Once Again, Trump Administration Puts Profit before People, Ignores Needs of Most Vulnerable  

CFPB’s Stalled Payday Loan Protections and HUD’s Decision to Change Fair Housing Safeguards Threaten Consumers and Communities of Color


PRESS CONTACTS: Jenna Severson (o) 312-368-0310 (jseverson@woodstockinst.org)

CHICAGO, IL – Today, the Trump Administration took another major step backward, changing course on lending policies that could widen the racial wealth gap. Housing and Urban Development (HUD) announced a proposal to change its Disparate Impact rule, which is intended to root out discrimination in lending under the Fair Housing Act. This happens on the same day that historic and strong protections against predatory consumer lending by the Consumer Financial Protection Bureau (CFPB) were scheduled to go into effect, but did not.

If adopted, today’s proposal by HUD will make it more, not less, difficult for people of color to combat housing policies and practices that have a disparate impact on them. HUD, under the leadership of Secretary Ben Carson, has erected additional barriers to people seeking to challenge discriminatory policies and practices.

“This move would protect and perpetuate the structural racism that has long existed in our nation’s housing system, preserving the effects of decades of redlining and discrimination. Absent affirmative steps to correct such disparities, they will continue, and Black and Brown people will continue to find it harder than White people to access quality, affordable housing,” said Woodstock Institute Senior Vice President of Policy & Communication Brent Adams.

In more bad news for consumers, the CFPB’s 2017 payday lending protections did not go into effect today. The Bureau’s February 6, 2019, decision to reopen the historic payday rule threatens those who are most vulnerable to high-interest, short-term loan products offered by payday and auto title lenders.

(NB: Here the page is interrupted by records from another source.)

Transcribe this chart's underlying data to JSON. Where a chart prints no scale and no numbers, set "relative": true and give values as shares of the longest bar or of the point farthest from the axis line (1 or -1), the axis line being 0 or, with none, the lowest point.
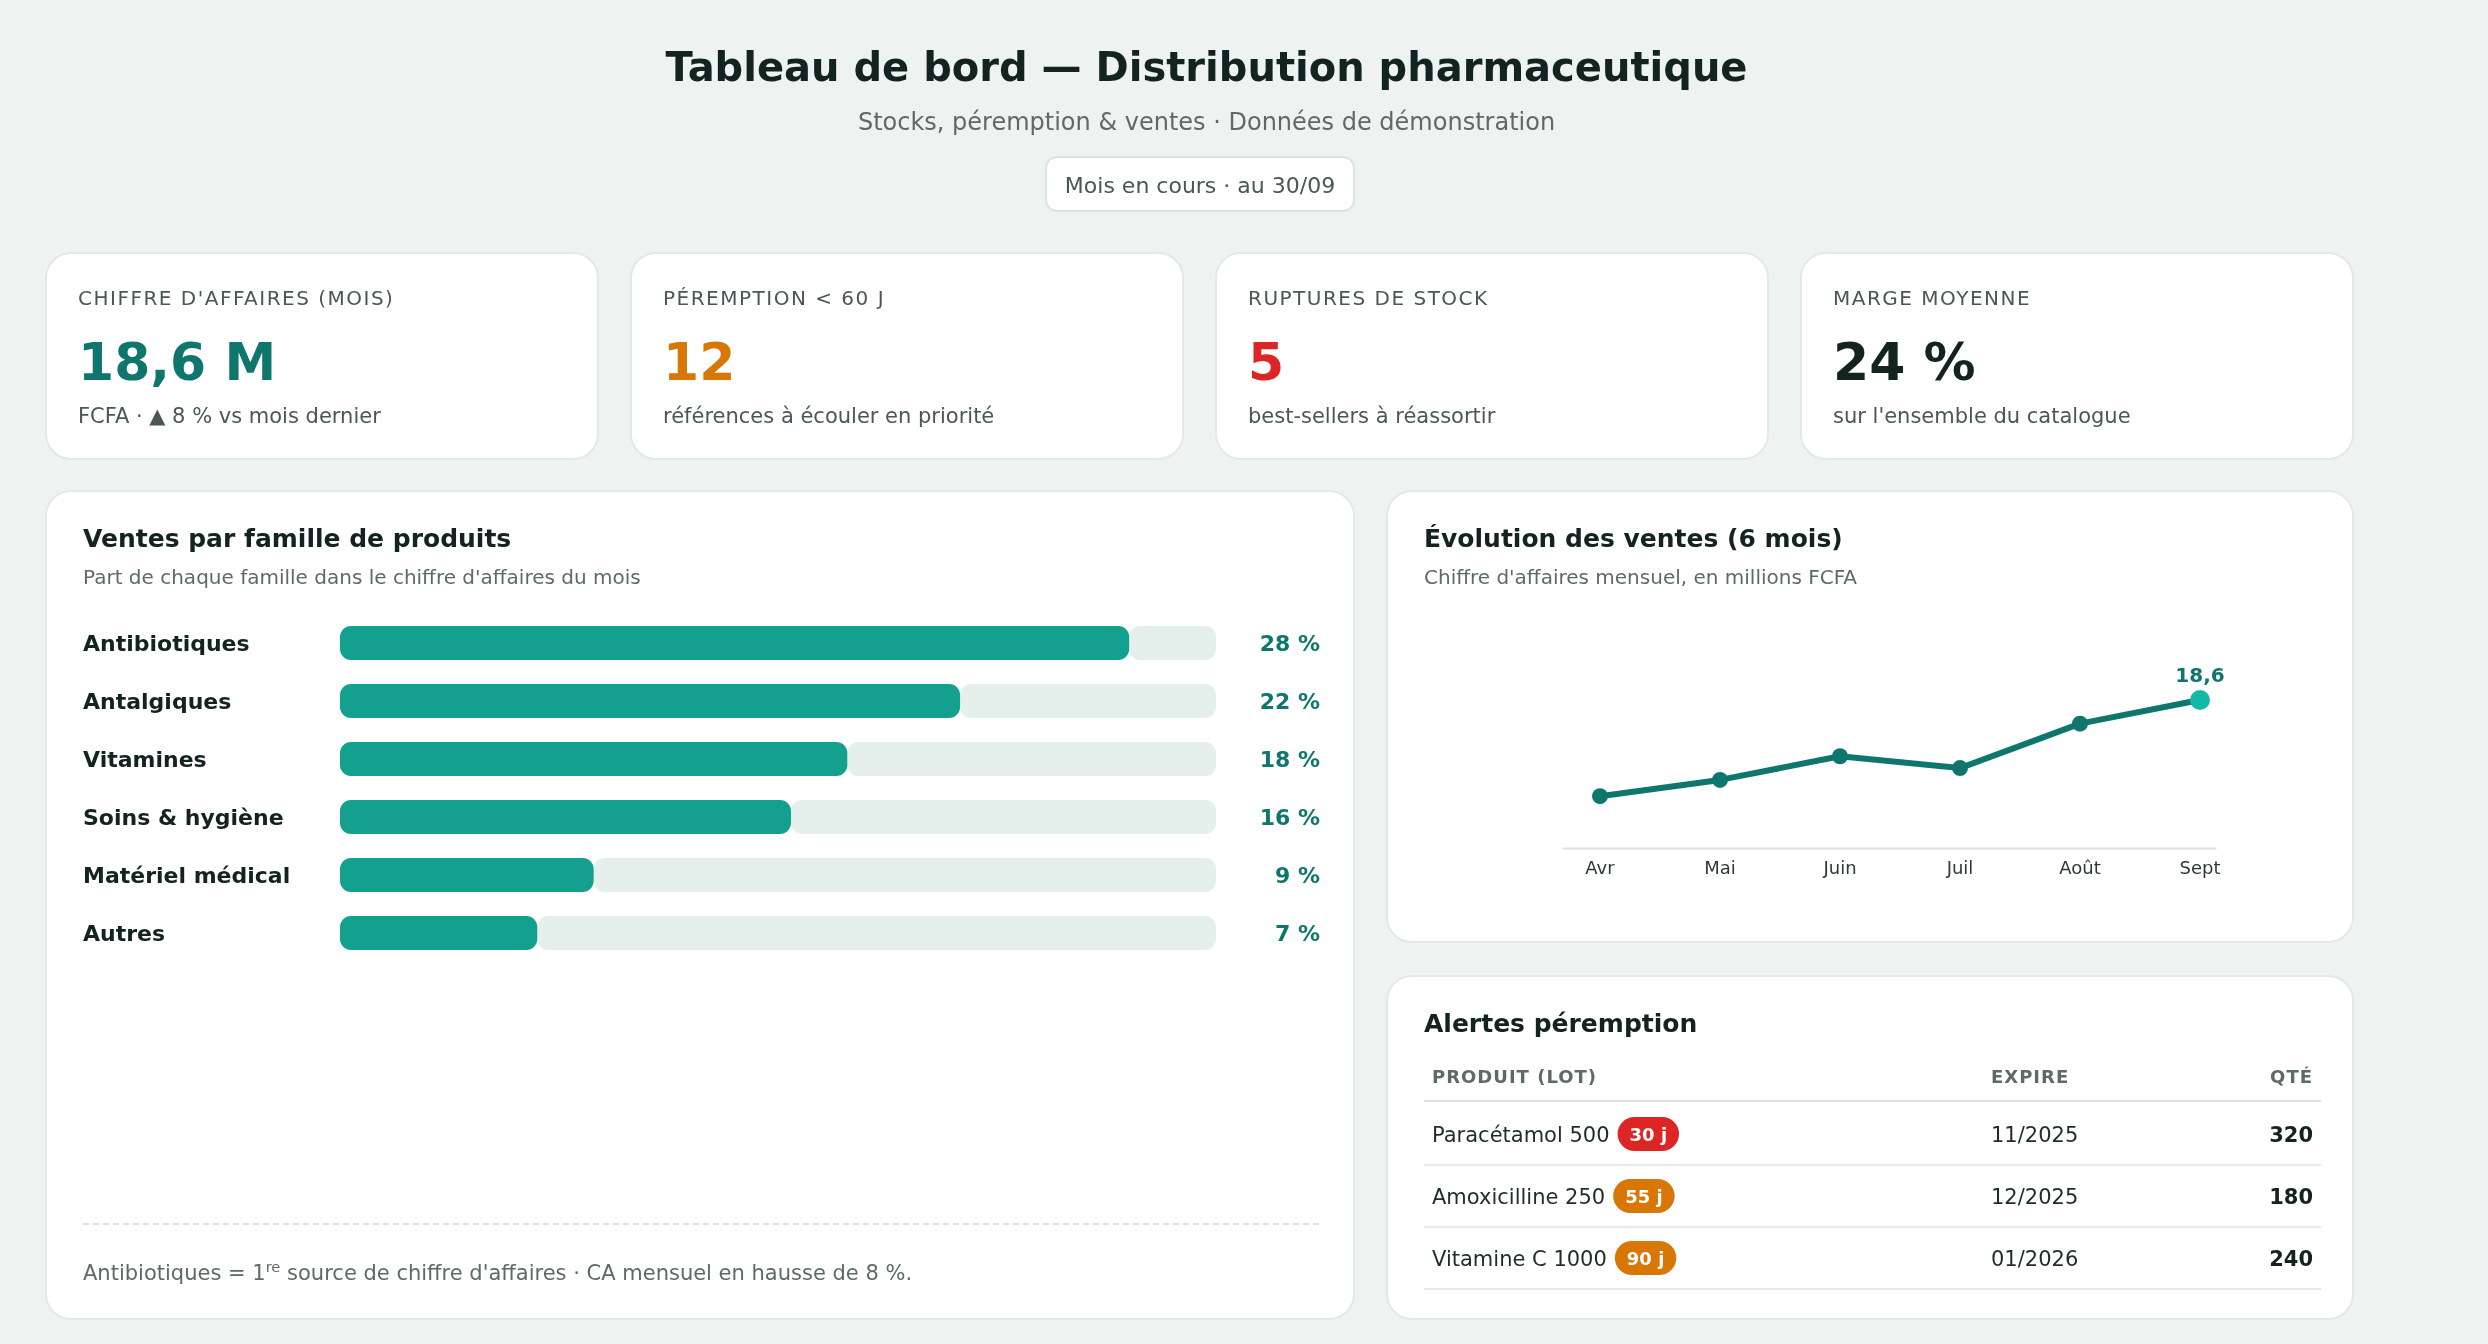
{
  "chart_data": [
    {
      "type": "other",
      "title": "Tableau de bord — Distribution pharmaceutique",
      "subtitle": "Stocks, péremption & ventes · Données de démonstration",
      "annotations": [
        "Mois en cours · au 30/09",
        "CHIFFRE D'AFFAIRES (MOIS)",
        "18,6 M",
        "FCFA · ▲ 8 % vs mois dernier",
        "PÉREMPTION < 60 J",
        "12",
        "références à écouler en priorité",
        "RUPTURES DE STOCK",
        "5",
        "best-sellers à réassortir",
        "MARGE MOYENNE",
        "24 %",
        "sur l'ensemble du catalogue"
      ]
    },
    {
      "type": "bar",
      "orientation": "horizontal",
      "title": "Ventes par famille de produits",
      "subtitle": "Part de chaque famille dans le chiffre d'affaires du mois",
      "categories": [
        "Antibiotiques",
        "Antalgiques",
        "Vitamines",
        "Soins & hygiène",
        "Matériel médical",
        "Autres"
      ],
      "values": [
        28,
        22,
        18,
        16,
        9,
        7
      ],
      "color": "#13a08e",
      "value_labels": [
        "28 %",
        "22 %",
        "18 %",
        "16 %",
        "9 %",
        "7 %"
      ],
      "annotations": [
        "Antibiotiques = 1$^{re}$ source de chiffre d'affaires · CA mensuel en hausse de 8 %."
      ]
    },
    {
      "type": "line",
      "title": "Évolution des ventes (6 mois)",
      "subtitle": "Chiffre d'affaires mensuel, en millions FCFA",
      "categories": [
        "Avr",
        "Mai",
        "Juin",
        "Juil",
        "Août",
        "Sept"
      ],
      "relative": true,
      "annotations": [
        "18,6"
      ],
      "marker": "circle",
      "line_style": "solid",
      "series": [
        {
          "color": "#0f766e",
          "colors": [
            "#0f766e",
            "#0f766e",
            "#0f766e",
            "#0f766e",
            "#0f766e",
            "#14b8a6"
          ],
          "values": [
            0.35,
            0.46,
            0.62,
            0.54,
            0.84,
            1
          ]
        }
      ]
    },
    {
      "type": "other",
      "title": "Alertes péremption",
      "annotations": [
        "PRODUIT (LOT)",
        "EXPIRE",
        "QTÉ",
        "Paracétamol 500",
        "30 j",
        "11/2025",
        "320",
        "Amoxicilline 250",
        "55 j",
        "12/2025",
        "180",
        "Vitamine C 1000",
        "90 j",
        "01/2026",
        "240"
      ]
    }
  ]
}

To track the amount of money American consumers lose in fees and interest to payday and auto-title loan sharks, the Stop the Debt Trap coalition—of which Woodstock Institute is part— launched the Payday Loan Debt Trap Tracker. In a press release, the coalition claims a conservative measurement of the payday loan debt trap drains consumers of almost $6.4 billion in fees annually, or $213 per second. CFPB Director Kathy Kraninger introduced a proposal in February to gut the protections, then to block them from taking effect today.

“The debt trap tracker counts money loan sharks snatched from the pockets of hard-working consumers,” said Dory Rand, president of Woodstock Institute in a Stop The Debt Trap Coalition press release. “Calling on CFPB Director Kathy Kraninger to rein in financial predators with strong consumer protections should not be controversial when consumer protection is the central purpose—and name—of the agency she leads.”

Together, the two actions have Woodstock Institute and its allies wondering what is happening in Washington, D.C., and why the Trump Administration does not prioritize fair lending, civil rights, and racial equity.